その法律の附則には、たしかに、「この法律は、平成20年4月1日から施行する」と、書かれている。平成23年度本予算が、衆議院を通過した日である3月1日にも、ご紹介させていただいた件である。繰り返しになるが、私の誤記ではない。
「あいつ、今のところ、違法なことはしてへんけど、気に食わんな。さっき、あいつがやったあの行為を、犯罪と規定する条文を盛り込んだ法律を作って、その条文を、遡ってあいつに適用し、捕まえてまおか」、もちろん、してはならない行為である。刑罰法規において、遡ること(遡及効)は、禁止されている(憲法39条)。
では、法律の施行日を遡らせることは、どうか。時は、不可逆である。法律の施行日を遡らせることは、この世の真理に反し実現不可能な行為である。寡聞にして、この世の真理に反し実現不可能な行為を、わざわざ、禁止するような憲法や法令があるのかどうか、正確なことは知らないが、法令の中の、真理に反する部分は、その部分のみ無効ではないのか。

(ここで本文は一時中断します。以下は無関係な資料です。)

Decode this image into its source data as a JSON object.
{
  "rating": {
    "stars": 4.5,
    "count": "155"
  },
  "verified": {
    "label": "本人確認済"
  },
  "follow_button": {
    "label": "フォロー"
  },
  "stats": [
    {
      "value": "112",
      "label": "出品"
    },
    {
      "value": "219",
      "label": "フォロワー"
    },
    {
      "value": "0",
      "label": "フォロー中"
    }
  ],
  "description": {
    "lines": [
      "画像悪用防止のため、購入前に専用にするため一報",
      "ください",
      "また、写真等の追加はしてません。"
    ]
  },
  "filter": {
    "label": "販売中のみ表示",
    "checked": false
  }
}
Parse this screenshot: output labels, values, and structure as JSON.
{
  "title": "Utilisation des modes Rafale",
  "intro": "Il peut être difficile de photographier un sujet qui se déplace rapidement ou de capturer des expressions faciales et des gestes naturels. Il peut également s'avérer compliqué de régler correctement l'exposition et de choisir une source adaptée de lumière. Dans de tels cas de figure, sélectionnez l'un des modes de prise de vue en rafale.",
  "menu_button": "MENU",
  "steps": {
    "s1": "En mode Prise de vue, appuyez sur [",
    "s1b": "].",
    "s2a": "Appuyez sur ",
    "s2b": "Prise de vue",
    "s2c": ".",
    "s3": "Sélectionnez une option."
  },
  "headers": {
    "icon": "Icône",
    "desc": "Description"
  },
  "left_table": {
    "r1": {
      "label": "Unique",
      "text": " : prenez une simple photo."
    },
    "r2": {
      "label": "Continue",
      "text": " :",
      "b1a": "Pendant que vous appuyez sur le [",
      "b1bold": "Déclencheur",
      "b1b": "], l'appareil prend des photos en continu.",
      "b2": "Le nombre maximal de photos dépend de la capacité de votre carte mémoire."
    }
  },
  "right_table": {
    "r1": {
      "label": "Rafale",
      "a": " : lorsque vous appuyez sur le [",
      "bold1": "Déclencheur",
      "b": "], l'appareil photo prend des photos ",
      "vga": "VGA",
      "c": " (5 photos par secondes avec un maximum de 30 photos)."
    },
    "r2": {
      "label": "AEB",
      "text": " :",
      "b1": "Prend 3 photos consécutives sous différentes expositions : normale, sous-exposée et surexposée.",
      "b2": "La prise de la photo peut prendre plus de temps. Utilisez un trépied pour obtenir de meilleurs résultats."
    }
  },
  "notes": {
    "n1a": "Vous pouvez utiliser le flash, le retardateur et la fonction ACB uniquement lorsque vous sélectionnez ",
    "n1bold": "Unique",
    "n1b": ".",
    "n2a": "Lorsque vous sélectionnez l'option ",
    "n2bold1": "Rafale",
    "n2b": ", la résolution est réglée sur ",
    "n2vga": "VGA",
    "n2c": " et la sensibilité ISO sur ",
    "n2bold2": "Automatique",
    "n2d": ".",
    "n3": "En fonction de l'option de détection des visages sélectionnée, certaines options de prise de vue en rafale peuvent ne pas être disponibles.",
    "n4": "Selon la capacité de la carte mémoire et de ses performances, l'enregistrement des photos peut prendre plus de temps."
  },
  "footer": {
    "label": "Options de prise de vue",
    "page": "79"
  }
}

平成20年4月30日の再可決の時点で、衆議院議員(実質的には、財務官僚)は、法附則に「この法律は、公布の日から施行する」と書けば、財政法4条1項に違反すると、認識していたのではないか。だからこそ、法附則を、「この法律は、平成20年4月1日から施行する」のまま、意図的に、変更しなかったのではないか。
いずれにせよ、4月30日に制定公布された法律を、4月1日から施行させることは、衆議院議員であろうと、財務官僚であろうと、できない。時を逆行するタイムマシンは、空想の産物である。
私は、実を重んじる者(プラグマティスト)である。上品な方法で申し上げて、理解を得られないときは、法律の範囲内の、上品ではない方法で申し上げることに、やぶさかではない。